Most of the famous scientists, with few exceptions, were also independently wealthy, which allowed them the kind of unlimited free time necessary to pursue frivolous, unnecessary leisure activities like science. Scientists today have their research and equipment paid for by rich corporations or academic institutions, providing them with much easier lives than the wage slaves, because being under the constant stress of survival doesn’t allow for the mental flights of fancy necessary to come up with new ideas.
And the fall of Rome? Decadent, effeminate, “easy times” Rome? Actually fell after being weakened by decades of plague, civil war, and bankrupting their treasury fighting the Persians. Rome was sacked during the hard times, not the decadent times of the first and second centuries. And the “hard times” manly barbarians who finally sacked Rome were allowed to migrate across the border en masse (800,000 of them, their entire population) and were living off welfare. They were employed as mercenaries in the Roman army, given free weapons and training, and their leader was raised in the easy life of a Roman aristocrat and saw an opportunity to start a war and steal power for himself as Roman aristocrats had done for generations. Of all the barbarians the Romans had crushed it was the ones living the easiest lives off the Roman dole who finally sacked the eternal city, not the countless tribes who were butchered by their millions if official records are to be believed.

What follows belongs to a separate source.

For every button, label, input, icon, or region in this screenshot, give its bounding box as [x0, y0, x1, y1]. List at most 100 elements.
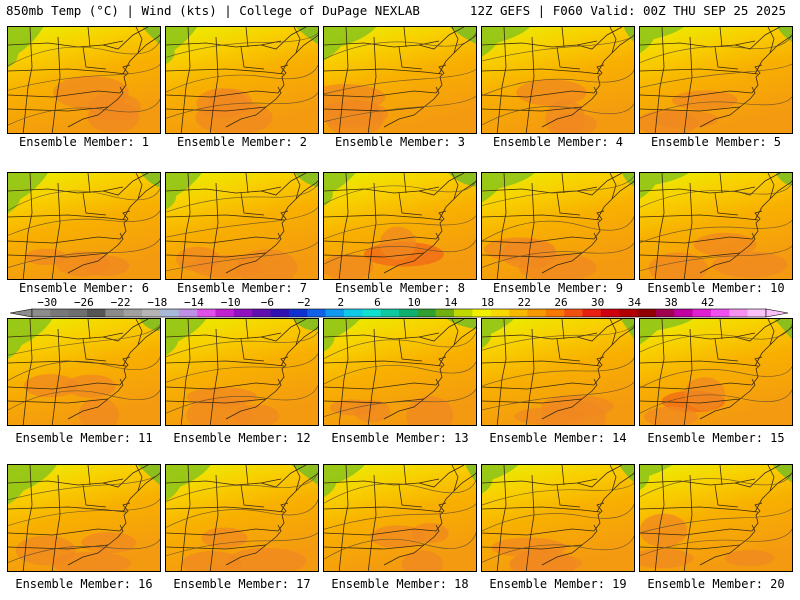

And modern Islamist terrorists today? All their leaders are Western trained. They grew up in easy times and took advantage of decadence to become stronger, better leaders, better warriors. Would the Mujaheddin have survived as long as it had if not for all the Western money, training, and weapons they were being funneled? Or for the fact that the Soviet Union at the time was severely weakened by two oil crises that knocked the bottom out of their economy? The “easy times” Soviet Union was actually living in the most difficult time since WW2 and the “hard times” Mujaheddin were being bankrolled by the United States.
And that pattern plays out again, and again, and again throughout history. There are always exceptions, but they are few and far between. 99 times out of 100 the people with the money and time to spare on developing better soldiers and technology win.